Navigate Tribunals Ontario is part of the tribunal system’s planned shift to a digital-first approach, says Sa’d.

“My understanding is that Tribunals Ontario plans to permanently shift to a primarily online virtual based hearing/mediation format… I have some concerns about that.”

“Bearing in mind that not everyone has equal access to technology or to quiet spaces to conduct a hearing, or necessarily to cell phone minutes or a landline,” she says. “Those are real barriers that are just, at the moment, not being accounted for. And people are falling through the cracks.
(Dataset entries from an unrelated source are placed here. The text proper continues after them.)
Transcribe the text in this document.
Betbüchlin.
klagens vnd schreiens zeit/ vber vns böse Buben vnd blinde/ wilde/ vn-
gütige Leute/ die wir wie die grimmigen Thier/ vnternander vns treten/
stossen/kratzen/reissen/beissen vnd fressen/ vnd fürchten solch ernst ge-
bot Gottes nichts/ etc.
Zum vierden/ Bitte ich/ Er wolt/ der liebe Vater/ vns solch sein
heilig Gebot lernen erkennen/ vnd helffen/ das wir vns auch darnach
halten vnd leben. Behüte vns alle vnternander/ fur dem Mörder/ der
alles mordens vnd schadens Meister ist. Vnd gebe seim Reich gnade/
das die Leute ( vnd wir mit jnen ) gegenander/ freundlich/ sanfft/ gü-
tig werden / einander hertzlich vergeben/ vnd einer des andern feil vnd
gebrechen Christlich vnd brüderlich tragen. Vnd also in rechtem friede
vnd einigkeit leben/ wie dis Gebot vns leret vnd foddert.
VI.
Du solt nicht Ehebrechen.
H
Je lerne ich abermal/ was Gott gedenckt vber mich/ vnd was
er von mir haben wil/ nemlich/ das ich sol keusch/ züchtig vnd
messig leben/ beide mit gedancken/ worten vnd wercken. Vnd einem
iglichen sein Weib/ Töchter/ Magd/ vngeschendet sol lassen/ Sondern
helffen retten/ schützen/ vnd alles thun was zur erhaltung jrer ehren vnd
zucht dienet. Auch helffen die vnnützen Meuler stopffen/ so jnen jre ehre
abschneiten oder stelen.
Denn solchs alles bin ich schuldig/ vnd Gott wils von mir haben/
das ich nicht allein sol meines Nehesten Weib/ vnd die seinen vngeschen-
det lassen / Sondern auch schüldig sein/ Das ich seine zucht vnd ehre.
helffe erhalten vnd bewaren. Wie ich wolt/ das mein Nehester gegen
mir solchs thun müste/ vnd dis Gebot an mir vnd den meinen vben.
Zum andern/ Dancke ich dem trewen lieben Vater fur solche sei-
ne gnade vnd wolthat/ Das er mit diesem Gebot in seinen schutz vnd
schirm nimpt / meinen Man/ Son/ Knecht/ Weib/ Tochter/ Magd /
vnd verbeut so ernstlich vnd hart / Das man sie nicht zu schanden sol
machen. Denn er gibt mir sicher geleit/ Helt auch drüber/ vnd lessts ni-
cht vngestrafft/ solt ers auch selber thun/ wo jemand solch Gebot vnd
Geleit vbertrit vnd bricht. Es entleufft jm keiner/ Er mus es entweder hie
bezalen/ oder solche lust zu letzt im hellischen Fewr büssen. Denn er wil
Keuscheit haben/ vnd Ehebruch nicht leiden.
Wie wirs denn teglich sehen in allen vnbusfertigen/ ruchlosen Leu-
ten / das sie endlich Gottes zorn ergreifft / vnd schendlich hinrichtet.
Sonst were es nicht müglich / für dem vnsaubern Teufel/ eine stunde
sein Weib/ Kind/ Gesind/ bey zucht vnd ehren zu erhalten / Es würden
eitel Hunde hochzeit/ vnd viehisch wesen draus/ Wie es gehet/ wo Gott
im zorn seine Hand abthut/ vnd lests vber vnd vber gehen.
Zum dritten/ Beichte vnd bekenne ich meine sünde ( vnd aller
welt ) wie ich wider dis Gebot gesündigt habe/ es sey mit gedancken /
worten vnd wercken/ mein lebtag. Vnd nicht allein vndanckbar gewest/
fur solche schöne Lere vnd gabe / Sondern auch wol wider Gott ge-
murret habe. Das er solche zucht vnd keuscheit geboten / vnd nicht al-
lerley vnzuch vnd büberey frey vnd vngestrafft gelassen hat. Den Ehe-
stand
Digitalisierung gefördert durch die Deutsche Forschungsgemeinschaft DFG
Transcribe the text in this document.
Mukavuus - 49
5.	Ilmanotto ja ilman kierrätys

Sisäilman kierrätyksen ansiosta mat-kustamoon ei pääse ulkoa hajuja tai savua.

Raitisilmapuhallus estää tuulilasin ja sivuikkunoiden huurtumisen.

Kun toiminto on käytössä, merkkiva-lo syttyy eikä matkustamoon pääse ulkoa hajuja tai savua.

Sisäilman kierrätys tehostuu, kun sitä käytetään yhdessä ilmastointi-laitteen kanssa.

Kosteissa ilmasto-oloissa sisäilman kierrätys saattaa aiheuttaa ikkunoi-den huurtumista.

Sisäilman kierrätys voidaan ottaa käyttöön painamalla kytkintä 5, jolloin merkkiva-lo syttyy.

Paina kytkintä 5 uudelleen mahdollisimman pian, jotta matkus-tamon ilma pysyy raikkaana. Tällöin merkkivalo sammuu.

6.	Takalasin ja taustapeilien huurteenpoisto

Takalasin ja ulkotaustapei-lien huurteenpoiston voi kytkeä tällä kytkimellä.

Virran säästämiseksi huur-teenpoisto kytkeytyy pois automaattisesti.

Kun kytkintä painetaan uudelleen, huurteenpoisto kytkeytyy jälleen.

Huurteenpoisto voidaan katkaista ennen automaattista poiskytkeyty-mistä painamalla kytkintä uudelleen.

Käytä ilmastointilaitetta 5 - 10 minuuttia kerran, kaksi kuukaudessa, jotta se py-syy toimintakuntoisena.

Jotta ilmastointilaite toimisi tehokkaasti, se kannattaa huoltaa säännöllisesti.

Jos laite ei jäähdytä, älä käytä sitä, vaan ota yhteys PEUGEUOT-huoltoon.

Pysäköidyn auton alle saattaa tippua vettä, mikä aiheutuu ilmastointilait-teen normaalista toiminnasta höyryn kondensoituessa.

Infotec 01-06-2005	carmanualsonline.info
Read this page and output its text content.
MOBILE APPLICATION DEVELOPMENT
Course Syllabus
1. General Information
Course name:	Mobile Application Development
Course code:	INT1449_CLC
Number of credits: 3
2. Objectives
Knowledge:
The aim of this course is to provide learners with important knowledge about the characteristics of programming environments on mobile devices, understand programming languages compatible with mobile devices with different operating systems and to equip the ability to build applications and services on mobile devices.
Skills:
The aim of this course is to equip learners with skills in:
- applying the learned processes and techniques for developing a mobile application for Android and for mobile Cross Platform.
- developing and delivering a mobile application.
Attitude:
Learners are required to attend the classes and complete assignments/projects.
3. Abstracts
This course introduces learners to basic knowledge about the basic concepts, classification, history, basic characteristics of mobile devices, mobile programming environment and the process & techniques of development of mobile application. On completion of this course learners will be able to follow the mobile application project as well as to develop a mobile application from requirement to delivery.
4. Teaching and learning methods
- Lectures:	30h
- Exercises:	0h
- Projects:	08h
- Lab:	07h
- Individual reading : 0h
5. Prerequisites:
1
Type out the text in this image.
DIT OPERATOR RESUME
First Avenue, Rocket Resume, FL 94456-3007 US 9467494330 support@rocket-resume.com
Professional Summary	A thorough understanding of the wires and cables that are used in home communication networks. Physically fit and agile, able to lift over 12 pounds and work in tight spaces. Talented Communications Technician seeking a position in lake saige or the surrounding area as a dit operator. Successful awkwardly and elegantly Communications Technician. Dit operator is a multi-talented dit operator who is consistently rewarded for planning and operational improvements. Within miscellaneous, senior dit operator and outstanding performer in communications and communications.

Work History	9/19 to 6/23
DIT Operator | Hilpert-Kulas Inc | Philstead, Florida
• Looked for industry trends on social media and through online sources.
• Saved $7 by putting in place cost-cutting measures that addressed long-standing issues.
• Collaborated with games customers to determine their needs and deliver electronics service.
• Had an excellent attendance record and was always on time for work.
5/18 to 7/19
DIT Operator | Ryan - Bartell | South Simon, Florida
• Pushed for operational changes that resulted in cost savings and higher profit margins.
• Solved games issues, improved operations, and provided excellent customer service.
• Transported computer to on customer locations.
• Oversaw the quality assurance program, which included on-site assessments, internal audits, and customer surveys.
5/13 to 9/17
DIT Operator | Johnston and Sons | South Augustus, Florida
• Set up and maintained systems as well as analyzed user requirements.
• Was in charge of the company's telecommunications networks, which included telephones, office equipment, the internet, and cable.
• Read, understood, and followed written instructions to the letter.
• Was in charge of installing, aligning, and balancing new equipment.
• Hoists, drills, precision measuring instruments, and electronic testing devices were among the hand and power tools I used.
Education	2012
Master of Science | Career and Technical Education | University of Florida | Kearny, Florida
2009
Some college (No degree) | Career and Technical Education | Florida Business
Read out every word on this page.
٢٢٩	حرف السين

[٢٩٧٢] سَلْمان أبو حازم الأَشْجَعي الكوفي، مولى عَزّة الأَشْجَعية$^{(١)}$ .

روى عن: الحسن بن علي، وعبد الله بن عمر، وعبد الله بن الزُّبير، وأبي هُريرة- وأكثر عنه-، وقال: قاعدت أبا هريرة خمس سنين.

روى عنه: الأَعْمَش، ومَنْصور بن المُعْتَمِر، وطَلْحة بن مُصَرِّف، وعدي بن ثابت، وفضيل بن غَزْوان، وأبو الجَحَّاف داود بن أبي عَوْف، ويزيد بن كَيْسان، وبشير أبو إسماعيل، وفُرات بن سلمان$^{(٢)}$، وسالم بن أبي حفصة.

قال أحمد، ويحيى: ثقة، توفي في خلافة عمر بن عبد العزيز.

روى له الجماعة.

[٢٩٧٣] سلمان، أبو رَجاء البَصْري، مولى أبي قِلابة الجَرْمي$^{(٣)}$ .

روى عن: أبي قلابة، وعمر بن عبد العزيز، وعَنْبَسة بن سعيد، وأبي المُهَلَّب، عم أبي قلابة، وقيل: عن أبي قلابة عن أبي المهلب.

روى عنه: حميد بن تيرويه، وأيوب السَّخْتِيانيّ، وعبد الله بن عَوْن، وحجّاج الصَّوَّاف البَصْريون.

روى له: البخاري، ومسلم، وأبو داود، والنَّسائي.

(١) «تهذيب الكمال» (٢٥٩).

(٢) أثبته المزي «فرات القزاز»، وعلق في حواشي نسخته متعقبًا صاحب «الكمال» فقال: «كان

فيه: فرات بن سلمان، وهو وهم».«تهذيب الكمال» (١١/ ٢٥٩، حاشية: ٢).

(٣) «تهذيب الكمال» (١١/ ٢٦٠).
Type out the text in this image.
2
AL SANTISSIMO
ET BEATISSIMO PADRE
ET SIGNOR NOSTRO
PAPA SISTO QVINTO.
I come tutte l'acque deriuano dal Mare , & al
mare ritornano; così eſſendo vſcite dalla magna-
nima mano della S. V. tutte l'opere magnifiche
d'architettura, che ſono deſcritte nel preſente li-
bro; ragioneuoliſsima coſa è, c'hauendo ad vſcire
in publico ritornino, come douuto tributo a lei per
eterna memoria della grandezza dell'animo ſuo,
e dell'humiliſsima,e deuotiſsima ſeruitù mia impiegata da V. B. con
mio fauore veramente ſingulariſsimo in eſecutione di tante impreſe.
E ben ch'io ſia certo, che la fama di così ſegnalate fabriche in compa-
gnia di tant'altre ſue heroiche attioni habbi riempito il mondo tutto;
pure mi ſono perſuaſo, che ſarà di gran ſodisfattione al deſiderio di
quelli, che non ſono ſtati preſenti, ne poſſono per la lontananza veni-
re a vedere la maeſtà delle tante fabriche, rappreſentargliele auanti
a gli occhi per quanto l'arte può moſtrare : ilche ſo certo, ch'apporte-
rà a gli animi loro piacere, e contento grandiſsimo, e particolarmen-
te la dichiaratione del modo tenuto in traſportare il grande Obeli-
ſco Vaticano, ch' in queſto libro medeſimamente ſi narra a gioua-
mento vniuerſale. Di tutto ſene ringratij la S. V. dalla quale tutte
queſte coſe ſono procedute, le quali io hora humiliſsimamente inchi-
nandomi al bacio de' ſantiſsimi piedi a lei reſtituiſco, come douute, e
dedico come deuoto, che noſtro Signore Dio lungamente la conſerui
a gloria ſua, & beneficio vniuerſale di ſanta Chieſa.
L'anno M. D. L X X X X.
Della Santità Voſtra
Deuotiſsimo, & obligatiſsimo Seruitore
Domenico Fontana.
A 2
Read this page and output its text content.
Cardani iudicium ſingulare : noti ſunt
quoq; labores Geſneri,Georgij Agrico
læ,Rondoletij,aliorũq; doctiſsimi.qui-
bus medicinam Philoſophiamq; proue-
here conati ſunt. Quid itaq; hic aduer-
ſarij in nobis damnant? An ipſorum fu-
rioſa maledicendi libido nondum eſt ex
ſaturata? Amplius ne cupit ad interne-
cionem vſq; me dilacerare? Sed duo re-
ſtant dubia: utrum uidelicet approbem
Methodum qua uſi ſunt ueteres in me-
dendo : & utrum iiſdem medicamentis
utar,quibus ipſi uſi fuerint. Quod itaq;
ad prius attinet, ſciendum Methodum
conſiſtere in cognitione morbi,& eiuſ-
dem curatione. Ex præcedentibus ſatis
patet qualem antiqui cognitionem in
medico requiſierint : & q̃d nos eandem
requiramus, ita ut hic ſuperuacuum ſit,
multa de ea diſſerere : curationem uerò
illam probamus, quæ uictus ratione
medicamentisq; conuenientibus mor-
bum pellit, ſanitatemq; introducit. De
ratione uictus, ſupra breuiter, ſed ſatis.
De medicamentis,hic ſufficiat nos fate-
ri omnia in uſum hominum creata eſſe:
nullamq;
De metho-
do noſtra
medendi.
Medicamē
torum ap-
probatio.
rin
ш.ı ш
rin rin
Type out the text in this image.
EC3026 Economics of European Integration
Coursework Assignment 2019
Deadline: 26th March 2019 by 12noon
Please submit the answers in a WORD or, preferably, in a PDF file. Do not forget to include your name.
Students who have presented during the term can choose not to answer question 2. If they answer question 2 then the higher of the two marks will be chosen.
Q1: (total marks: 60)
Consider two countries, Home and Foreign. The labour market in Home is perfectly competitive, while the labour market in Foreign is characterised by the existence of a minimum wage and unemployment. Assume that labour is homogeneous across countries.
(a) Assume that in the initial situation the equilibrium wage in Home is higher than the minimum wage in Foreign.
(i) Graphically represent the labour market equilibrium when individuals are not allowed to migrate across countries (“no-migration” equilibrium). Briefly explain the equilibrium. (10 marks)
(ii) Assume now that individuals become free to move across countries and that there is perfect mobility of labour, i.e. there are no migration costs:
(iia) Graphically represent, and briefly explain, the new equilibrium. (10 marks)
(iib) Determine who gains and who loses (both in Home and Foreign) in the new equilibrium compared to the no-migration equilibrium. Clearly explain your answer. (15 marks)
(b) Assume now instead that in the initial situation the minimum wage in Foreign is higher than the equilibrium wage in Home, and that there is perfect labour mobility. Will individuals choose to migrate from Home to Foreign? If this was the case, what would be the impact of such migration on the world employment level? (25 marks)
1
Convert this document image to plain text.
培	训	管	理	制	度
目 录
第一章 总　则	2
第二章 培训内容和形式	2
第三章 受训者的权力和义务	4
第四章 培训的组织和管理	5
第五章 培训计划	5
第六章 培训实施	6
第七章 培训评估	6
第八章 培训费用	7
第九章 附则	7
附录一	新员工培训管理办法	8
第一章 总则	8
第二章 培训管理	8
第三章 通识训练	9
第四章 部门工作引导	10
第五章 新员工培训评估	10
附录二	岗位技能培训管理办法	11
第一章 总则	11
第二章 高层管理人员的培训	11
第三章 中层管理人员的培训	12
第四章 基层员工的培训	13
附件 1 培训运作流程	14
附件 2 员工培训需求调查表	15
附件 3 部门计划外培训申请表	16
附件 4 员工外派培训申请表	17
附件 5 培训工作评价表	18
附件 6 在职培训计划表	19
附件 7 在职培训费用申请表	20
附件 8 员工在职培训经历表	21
That's a problem during an affordable housing crisis.”

While a digital tool with a good user interface is worth investing in, the LTB also needs well-trained adjudicators, timely decisions, more transparency with scheduling processes and hearing blocks that are not overbooked on the assumption that some participants will not show, says Sa’d.

“The real issue right now, to my mind, is the lay at the board, she says. “It's good to be thinking, as well, about getting legal information to people. But again, it has to be accessible.”

If there’s too much delay, the legal issues become moot, she adds. For a small landlord, the arears accumulate. For tenants, when an urgent matter takes five months, they are left with the issue – whether it be a flood, mould or harassment, for example – in the interim. 

“Anything that speeds up processes without compromising procedural fairness, that should be, in my mind, the focus for improving the state of the LTB.”